Außerdem sollten solche Abkommen die Zölle senken und für gemeinsame Regeln sorgen, und so den Außenhandel steigern. Lange verhandelten die meisten Regierungen darüber mit vielen anderen bei der Welthandelsorganisation WTO. Ihr Ziel war, Regeln nicht nur für einige Staaten, sondern für möglichst viele einheitlich zu gestalten. Doch in den vergangenen Jahren wurden die Politik der WTO immer stärker von mächtigen Ländern und Blöcken, wie den USA, der EU und Japan bestimmt. Das wollten sich viele Entwicklungsländer immer weniger bieten lassen, Schwellenländer wie Brasilien oder China wurden zunehmend selbstbewußter. Zudem klafften die Interessen der Länder immer stärker auseinander. Also ließen sich große WTO-Abkommen kaum noch vereinbaren.
Um dennoch den Außenhandel weiter anzukurbeln, begannen Regierungen bilaterale Handelsabkommen zu schließen - mit denen sie ihren Markt zumindest stückweise für die Produkte des Partners öffneten. Dabei spielten Zölle eine immer geringere Rolle. Viel wichtiger war es, die Standards, beispielsweise für die Sicherheit eines Produktes, anzugleichen - so dass ein Unternehmen mit einer Produktionslinie gleich zwei Länder beliefern und damit günstiger produzieren kann.
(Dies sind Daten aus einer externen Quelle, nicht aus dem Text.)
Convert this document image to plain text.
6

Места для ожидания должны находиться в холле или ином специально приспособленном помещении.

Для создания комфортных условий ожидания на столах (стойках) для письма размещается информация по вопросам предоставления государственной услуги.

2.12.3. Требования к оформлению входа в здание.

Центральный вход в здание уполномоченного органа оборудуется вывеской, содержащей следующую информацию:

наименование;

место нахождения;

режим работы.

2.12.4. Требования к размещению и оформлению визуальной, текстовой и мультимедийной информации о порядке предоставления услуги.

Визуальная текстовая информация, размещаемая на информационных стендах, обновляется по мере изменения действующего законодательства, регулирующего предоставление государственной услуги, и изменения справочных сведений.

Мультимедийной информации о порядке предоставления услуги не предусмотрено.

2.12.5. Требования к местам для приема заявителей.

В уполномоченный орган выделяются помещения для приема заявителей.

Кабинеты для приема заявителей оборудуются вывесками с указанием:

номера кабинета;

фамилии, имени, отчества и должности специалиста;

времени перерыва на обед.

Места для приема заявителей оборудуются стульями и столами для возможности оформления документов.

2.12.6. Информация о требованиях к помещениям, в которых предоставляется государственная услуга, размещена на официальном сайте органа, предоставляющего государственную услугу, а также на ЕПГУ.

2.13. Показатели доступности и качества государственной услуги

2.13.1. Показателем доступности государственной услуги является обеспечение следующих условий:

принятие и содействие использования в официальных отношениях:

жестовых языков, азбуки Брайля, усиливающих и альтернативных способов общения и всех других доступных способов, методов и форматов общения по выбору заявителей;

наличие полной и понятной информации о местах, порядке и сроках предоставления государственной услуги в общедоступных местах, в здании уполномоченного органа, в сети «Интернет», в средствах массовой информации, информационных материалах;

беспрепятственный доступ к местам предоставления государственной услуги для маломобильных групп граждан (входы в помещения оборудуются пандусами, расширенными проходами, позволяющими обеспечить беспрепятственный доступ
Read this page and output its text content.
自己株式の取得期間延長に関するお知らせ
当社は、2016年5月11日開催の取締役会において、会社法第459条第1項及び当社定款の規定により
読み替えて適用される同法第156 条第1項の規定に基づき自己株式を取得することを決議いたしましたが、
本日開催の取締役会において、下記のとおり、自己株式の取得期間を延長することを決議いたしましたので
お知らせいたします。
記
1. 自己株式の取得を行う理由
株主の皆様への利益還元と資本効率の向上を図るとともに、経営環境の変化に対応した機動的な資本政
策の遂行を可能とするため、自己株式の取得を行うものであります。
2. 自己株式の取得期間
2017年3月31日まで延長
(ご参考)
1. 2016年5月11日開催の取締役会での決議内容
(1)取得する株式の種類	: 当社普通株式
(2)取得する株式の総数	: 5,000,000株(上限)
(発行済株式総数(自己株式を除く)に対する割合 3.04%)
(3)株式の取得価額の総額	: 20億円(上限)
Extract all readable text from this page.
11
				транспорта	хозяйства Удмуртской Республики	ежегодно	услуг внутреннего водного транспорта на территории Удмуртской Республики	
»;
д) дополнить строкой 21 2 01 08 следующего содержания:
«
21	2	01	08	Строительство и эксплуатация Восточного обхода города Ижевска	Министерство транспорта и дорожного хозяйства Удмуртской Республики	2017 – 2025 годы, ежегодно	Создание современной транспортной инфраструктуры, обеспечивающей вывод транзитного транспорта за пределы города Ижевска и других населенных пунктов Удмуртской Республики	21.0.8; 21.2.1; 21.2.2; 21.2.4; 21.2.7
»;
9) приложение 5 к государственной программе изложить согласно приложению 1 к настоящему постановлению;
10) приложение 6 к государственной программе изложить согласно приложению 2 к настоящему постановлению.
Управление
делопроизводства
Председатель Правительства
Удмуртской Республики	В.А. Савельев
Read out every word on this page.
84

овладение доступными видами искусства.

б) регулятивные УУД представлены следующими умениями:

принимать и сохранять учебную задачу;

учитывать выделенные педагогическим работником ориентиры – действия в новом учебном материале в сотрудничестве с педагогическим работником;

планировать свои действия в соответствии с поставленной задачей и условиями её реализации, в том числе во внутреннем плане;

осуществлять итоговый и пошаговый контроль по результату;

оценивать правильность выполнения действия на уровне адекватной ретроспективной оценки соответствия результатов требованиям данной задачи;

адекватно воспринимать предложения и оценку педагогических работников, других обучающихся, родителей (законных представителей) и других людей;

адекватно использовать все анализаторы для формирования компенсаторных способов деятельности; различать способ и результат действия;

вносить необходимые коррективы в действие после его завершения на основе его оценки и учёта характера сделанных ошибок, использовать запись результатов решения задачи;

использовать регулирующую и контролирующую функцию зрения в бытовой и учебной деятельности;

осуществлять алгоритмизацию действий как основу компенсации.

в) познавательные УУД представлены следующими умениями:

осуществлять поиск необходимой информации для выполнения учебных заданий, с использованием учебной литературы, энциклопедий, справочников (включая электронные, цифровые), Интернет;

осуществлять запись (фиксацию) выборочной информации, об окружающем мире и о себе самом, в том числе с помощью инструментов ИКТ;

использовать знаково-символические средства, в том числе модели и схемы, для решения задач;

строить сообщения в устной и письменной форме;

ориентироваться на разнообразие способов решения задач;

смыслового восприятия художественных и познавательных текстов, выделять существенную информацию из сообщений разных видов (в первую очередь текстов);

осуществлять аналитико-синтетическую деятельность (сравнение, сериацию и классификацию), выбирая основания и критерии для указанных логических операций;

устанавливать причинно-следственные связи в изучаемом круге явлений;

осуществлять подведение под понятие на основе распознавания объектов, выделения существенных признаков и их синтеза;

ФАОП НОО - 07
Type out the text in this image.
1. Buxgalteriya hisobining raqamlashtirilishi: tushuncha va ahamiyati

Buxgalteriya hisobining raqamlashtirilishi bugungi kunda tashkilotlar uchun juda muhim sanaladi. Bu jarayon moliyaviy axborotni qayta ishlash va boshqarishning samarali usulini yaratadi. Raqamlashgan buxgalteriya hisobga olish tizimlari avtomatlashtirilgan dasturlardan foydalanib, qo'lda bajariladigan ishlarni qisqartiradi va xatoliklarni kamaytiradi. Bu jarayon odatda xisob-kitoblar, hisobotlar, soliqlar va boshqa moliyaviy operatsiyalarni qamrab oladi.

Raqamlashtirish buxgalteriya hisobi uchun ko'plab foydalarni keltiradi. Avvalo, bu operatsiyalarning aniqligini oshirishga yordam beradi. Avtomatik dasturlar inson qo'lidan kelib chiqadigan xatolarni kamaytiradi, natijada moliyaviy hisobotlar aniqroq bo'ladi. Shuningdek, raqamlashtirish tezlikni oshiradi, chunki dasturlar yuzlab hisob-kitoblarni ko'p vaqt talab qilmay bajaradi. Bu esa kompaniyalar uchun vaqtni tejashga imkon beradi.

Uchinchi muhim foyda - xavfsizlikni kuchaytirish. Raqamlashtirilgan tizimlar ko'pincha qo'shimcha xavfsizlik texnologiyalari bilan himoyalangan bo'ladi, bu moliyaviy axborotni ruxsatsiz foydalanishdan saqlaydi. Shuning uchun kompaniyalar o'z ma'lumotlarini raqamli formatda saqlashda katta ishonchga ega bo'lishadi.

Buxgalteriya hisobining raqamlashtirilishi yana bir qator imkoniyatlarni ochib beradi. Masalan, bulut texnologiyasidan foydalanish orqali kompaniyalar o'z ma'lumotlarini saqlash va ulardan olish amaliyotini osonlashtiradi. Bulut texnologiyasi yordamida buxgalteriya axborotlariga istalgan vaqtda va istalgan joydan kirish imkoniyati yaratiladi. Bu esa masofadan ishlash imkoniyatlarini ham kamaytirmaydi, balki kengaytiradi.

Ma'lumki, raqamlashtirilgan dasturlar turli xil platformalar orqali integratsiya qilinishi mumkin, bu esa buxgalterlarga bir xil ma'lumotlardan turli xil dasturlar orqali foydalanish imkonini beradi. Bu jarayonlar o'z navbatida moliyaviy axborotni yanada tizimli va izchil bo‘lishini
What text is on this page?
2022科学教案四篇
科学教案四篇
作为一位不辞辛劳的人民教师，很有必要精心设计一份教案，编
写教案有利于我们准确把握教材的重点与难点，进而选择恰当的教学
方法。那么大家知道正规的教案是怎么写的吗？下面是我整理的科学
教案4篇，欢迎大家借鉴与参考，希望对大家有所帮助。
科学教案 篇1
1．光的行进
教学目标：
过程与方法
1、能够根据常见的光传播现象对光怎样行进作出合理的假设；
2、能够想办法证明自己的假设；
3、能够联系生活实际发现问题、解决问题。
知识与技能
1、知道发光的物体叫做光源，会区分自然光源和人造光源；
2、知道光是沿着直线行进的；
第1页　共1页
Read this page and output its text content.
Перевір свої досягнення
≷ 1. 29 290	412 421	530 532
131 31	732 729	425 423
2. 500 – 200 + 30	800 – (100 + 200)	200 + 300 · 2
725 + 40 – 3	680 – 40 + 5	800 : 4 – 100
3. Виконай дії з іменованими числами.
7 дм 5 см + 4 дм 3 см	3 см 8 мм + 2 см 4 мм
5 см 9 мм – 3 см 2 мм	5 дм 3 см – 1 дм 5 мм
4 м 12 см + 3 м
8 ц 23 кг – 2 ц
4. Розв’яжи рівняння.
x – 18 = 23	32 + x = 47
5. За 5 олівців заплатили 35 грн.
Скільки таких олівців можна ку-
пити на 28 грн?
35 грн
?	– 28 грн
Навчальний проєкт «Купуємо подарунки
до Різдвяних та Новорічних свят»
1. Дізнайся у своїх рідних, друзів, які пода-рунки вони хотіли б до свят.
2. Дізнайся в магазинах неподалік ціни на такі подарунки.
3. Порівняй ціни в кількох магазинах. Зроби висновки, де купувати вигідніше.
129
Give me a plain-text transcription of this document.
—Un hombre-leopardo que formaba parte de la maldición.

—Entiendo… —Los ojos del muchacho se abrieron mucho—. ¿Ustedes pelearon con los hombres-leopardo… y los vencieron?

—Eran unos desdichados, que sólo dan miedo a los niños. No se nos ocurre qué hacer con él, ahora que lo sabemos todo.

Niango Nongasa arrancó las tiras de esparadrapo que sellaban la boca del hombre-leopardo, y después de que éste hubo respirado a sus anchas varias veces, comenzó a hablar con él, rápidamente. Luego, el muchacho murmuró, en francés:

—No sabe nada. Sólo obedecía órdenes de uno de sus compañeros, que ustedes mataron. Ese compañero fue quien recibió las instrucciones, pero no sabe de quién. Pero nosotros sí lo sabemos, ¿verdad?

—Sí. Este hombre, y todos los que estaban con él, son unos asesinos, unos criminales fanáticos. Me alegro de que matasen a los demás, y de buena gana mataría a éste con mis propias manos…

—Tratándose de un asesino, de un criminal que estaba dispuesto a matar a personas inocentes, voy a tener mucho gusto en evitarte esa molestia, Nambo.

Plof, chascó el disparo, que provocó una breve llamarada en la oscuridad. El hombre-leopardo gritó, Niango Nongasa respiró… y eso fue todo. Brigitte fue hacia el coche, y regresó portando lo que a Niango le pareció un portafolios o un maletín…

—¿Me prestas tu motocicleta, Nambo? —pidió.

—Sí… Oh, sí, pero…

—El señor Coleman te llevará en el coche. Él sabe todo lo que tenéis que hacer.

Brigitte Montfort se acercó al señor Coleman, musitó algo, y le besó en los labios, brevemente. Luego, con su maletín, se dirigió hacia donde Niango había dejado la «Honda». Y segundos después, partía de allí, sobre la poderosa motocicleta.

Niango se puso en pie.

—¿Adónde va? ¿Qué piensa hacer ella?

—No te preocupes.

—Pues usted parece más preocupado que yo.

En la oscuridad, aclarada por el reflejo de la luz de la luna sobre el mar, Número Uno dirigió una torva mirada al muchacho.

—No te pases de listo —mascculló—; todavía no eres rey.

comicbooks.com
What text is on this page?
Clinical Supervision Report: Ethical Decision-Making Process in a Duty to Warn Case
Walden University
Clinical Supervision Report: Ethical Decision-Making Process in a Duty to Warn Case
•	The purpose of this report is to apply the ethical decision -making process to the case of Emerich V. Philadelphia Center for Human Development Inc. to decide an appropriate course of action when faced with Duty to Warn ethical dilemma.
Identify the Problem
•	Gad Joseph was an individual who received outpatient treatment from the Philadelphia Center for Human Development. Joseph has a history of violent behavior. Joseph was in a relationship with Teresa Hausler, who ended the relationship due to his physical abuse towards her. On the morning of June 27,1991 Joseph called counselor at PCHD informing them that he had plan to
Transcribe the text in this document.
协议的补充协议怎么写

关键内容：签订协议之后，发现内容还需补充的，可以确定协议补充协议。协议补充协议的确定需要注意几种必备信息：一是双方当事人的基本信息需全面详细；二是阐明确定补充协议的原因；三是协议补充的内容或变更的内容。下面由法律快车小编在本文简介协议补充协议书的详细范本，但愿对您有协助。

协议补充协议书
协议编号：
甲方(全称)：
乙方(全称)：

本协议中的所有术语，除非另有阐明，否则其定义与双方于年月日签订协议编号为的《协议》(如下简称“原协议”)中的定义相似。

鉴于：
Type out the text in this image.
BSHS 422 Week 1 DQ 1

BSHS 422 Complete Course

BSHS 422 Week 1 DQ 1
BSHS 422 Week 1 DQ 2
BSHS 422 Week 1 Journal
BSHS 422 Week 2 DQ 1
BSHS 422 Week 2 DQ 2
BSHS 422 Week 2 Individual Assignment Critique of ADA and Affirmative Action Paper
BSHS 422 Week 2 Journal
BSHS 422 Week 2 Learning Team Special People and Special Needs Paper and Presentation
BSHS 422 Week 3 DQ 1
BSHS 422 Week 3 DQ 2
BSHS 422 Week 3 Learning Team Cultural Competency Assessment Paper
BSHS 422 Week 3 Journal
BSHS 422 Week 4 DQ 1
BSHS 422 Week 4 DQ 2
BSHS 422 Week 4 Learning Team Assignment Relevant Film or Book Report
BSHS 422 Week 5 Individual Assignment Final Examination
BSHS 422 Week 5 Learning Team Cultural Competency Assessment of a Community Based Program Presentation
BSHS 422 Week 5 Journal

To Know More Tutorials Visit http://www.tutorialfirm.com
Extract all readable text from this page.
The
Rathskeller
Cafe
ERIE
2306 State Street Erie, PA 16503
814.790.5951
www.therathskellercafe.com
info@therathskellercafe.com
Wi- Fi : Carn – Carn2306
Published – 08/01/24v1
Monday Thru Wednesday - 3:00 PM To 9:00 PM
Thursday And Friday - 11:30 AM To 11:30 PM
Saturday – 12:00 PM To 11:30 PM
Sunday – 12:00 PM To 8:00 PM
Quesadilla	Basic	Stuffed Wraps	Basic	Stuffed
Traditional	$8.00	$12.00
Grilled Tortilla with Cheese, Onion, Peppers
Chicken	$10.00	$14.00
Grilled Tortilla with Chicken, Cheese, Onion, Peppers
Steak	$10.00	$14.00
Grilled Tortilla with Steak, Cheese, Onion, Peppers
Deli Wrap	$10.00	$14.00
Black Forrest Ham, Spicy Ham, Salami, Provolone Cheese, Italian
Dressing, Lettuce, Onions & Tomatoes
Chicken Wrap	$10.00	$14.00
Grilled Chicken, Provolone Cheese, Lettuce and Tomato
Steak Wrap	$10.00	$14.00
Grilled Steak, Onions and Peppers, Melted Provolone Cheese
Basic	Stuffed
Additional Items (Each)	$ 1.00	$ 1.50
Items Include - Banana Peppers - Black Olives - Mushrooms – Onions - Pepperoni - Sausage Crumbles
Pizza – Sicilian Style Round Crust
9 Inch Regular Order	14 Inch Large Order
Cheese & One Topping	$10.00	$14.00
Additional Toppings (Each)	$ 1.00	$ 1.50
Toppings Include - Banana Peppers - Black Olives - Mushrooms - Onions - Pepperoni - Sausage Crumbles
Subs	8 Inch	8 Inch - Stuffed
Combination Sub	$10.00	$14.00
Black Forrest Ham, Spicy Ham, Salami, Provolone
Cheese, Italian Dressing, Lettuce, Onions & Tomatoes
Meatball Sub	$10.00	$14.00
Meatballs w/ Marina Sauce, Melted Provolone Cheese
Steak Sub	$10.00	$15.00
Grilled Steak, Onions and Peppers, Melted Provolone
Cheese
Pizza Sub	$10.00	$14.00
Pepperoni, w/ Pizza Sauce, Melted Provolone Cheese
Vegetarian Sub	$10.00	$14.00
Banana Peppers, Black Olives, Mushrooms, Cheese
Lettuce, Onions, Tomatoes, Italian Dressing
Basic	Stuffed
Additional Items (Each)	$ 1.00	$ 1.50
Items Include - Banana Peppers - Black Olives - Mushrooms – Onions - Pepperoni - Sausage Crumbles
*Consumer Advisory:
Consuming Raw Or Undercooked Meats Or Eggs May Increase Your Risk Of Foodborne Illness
Außerdem steckt hinter diesen Abkommen immer auch eine Weltanschauung: der Glaube, dass mehr Wettbewerb und mehr Privatisierung gut für die Wirtschaft und damit für ein Land sind.
Nichts anderes soll auch TTIP: Es soll als ein bilaterales Handelsabkommen zwischen den zwei stärksten Wirtschaftskräften der Welt, deren Unternehmen einen leichteren Zugang zum Markt des jeweils anderen bieten. Und so für Wachstum und Jobs sorgen.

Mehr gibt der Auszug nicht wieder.